Are you solving the right problem?Business people, when faced with a challenge, often decide what the problem is, and immediately throw their full weight into solving it. There’s only one problem with that approach: Often, they’re brainstorming solutions for the wrong problem.

This dilemma was brought to life for me in an article from UX Magazine  in which inventor Paul MacCready developed a unique approach to the technical challenge of human-powered flight in 1959. A British magnate by the name of Henry Kremer offered the staggering sum of £50,000 to anyone who could design an aircraft capable of flying under the pilot’s own power. It was the X-Prize of its day – a seemingly impossible challenge with a big prize for anyone who was able to solve it.

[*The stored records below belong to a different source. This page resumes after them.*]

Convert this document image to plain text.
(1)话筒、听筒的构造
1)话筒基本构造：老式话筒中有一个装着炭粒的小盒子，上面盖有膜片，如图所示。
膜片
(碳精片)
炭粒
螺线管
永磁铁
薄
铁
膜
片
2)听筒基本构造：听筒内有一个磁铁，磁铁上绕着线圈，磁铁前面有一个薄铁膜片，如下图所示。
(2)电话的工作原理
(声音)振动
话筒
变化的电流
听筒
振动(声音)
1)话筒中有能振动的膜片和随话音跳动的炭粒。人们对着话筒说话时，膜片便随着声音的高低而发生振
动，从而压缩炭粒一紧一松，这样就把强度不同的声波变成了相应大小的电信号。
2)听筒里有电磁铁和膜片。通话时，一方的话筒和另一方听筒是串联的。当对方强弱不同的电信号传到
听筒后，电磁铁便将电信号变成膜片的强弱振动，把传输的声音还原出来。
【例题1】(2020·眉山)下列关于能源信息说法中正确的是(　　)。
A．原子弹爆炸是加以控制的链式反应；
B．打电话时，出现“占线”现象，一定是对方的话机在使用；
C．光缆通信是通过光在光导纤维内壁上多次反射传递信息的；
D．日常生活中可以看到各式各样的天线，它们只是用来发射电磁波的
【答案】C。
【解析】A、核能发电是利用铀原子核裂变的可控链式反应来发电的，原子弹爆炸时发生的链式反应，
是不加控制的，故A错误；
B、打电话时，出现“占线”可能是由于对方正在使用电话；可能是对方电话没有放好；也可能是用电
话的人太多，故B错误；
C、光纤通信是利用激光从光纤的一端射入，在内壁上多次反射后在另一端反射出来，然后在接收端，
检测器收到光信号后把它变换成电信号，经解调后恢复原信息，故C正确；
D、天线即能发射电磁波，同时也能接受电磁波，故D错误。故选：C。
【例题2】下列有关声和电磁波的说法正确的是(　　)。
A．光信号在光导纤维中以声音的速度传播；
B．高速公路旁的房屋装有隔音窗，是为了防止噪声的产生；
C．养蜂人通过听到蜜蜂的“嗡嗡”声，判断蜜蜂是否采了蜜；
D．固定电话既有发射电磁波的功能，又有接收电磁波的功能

Many people tried. The usual scenario was that they developed what they hoped was the winning design, spent a year or more building the aircraft and then watched their dreams go up in smoke when their fragile crafts crash landed. Back to the drawing board for another year or so of additional development and another attempt at the prize.

Reframing the challenge

MacCready realized that the REAL problem wasn’t building a human-powered aircraft. The problem was the nature of the problem itself:

“Paul realized that what needed to be solved was not, in fact, human powered flight. That was a red herring. The problem was the process itself, and along with it the blind pursuit of a goal without a deeper understanding how to tackle deeply difficult challenges. He came up with a new problem that he set out to solve: how can you build a plane that could be rebuilt in hours not months? And he did. He built a plane with Mylar, aluminum tubing, and wire.

The first airplane didn’t work. It was too flimsy. But, because the problem he set out to solve was creating a plane he could fix in hours, he was able to quickly iterate. Sometimes he would fly three or four different planes in a single day. The rebuild, retest, relearn cycle went from months and years to hours and days.”

The rest is history. MacCready’s Gossamer Condor flew 2,172 meters to win the prize. And a year later, his famous Gossamer Albatross flew across the English Channel, powered only by the muscles of its pilot.

Creative problem solving lessons learned

The lessons are clear: First, invest extra time – more time than you intuitively think is right – in problem definition. Be sure you’re solving the right problem before you begin brainstorming and implementing solutions. The solution to the wrong problem is useless.

The second lesson is to try to create inexpensive prototypes. When you don’t know what the right solution is, you have to try things. Use what you learn from experiments and feedback from potential customers to quickly iterate the design of your new product or service.